No one on Samoa knew that there was a hasty conference in Washington five minutes later, the president pulled out of a late- night poker game to help decide whether to vaporize their island. Somebody was disingenuous enough to point out that it really wouldn’t be an act of war, since there were no hostilities between the two nations, and one of them would no longer exist after the explosion. The president’s response to that was characteristically curt, and he went back to his game after demanding that a summary of events be on his table in the morning.
It would be one short page. Poseidon wasn’t talking, and the NASA team abided by their agreement.
They ran the tape over and over, along with the sensor data, and on the hundredth viewing they knew little more than on the first. As the laser cranked up to 72 percent of full force, the temperature of the artifact began to increase, all over. When it was 1.2 degrees Centigrade above the ambient temperature, it rose diagonally off its cradle at 18.3 centimeters per second, travelling at a 45-degree angle until it was over the laser’s output tube. Then it fell to the floor. It was like dropping an apartment building on a wineglass. The floor didn’t resist.
The part under the cradle didn’t collapse; it was independently supported. It probably would have crumbled if the artifact had fallen on it, too. But it seemed only interested in the laser. When it came back up, it settled into the cradle as gently as a feather.
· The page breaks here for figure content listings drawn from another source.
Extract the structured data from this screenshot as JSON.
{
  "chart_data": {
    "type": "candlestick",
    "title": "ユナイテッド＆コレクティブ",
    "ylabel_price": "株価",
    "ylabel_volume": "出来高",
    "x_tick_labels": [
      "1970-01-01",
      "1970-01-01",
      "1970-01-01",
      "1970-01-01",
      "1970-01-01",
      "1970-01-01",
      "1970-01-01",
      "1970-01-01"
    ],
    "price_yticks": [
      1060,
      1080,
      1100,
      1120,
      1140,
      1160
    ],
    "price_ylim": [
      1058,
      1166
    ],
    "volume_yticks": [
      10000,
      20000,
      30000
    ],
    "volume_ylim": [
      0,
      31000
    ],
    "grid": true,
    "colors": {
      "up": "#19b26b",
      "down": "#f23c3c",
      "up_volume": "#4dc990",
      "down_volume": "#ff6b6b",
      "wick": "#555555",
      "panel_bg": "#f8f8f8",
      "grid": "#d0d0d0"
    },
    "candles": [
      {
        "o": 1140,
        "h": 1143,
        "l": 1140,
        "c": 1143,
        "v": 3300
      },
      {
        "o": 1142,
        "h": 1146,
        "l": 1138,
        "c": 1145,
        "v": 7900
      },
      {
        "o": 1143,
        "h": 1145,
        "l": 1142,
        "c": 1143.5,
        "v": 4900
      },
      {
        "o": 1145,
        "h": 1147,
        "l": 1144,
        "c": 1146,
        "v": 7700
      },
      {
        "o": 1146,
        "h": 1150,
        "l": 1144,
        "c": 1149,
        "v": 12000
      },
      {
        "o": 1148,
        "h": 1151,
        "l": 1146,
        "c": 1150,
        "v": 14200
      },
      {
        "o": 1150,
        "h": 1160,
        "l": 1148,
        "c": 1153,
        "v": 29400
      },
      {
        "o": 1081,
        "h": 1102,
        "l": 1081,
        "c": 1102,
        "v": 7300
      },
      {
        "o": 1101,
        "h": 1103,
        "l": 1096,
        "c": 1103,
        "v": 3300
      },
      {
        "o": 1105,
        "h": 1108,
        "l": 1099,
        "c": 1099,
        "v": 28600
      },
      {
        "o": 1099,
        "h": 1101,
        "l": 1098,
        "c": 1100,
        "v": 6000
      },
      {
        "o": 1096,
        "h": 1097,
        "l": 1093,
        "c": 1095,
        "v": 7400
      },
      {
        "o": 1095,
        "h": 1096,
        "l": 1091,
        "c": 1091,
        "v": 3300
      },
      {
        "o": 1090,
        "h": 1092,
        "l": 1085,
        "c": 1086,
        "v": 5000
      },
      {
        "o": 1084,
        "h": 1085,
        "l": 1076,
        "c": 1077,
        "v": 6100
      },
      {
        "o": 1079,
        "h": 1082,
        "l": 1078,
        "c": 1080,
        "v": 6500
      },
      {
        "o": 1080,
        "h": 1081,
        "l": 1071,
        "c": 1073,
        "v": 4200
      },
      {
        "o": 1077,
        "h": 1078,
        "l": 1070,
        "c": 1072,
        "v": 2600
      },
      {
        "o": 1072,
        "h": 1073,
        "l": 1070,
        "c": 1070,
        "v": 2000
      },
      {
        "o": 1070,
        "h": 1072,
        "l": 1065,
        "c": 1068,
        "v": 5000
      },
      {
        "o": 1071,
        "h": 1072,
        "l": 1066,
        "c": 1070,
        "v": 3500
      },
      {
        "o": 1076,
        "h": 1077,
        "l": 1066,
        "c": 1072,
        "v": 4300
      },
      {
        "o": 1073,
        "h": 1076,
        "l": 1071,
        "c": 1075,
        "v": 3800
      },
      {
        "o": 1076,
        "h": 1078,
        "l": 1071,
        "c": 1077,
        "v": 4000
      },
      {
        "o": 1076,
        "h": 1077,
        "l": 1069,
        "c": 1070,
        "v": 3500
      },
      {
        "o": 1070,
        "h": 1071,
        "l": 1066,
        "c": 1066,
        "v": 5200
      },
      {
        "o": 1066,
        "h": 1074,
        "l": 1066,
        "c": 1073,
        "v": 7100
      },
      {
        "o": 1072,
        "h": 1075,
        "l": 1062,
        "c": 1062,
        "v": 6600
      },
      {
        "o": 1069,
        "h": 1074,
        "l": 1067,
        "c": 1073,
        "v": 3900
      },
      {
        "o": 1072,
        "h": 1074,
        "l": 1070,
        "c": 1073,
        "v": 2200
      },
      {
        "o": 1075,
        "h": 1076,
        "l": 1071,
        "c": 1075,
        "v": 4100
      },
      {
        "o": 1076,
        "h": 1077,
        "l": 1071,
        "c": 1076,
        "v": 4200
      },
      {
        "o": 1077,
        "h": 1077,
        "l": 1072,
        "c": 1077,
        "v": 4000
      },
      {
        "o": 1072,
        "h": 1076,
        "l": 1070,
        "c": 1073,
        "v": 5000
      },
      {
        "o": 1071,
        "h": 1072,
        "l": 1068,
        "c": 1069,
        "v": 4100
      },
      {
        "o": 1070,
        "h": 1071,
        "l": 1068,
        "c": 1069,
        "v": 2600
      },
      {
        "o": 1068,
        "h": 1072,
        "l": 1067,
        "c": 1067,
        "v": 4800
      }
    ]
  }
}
The researchers had to study the CNN record of that part, their ruggedized camera lying ruggedly on the bottom of the bay, its backup power source sending a record of swirling silt. Exactly 1.55 seconds after the splash, the artifact rose back out of the water, still at a constant rate of 18.3 centimeters per second, and settled back into its cradle. The scene was unchanged when Russ and Jan pedaled up a couple of minutes later.
While a work crew nervously reconstructed the artifact room and its protective surround, a separate NASA crew—at least they wore identically new NASA coveralls—retrieved the drowned laser and power source and analyzed the damage. It was profound.
Jack Halliburton didn’t normally walk into cottage 7 unannounced. The crowd of nine who were sitting around the table piled high with reports and lunch remains fell silent when he came through the door.
Russ was one of the most surprised. “Jack. You want a sandwich?”
He shook his head and sat down on the chair offered. “Get me the output curve for the laser just before the artifact fell on it.”
Moishe Rosse, who had become their laser guy, picked up two cylindrical keyboards and started surfing, the big TV acting as a monitor.
“It’s a simple step function,” Russ said. “Turns off.”
“I know. I want to know exactly when and why.”
“Good luck with the why.” The innards of the power source were deeply classified; they used it as a black box that always delivered what you asked.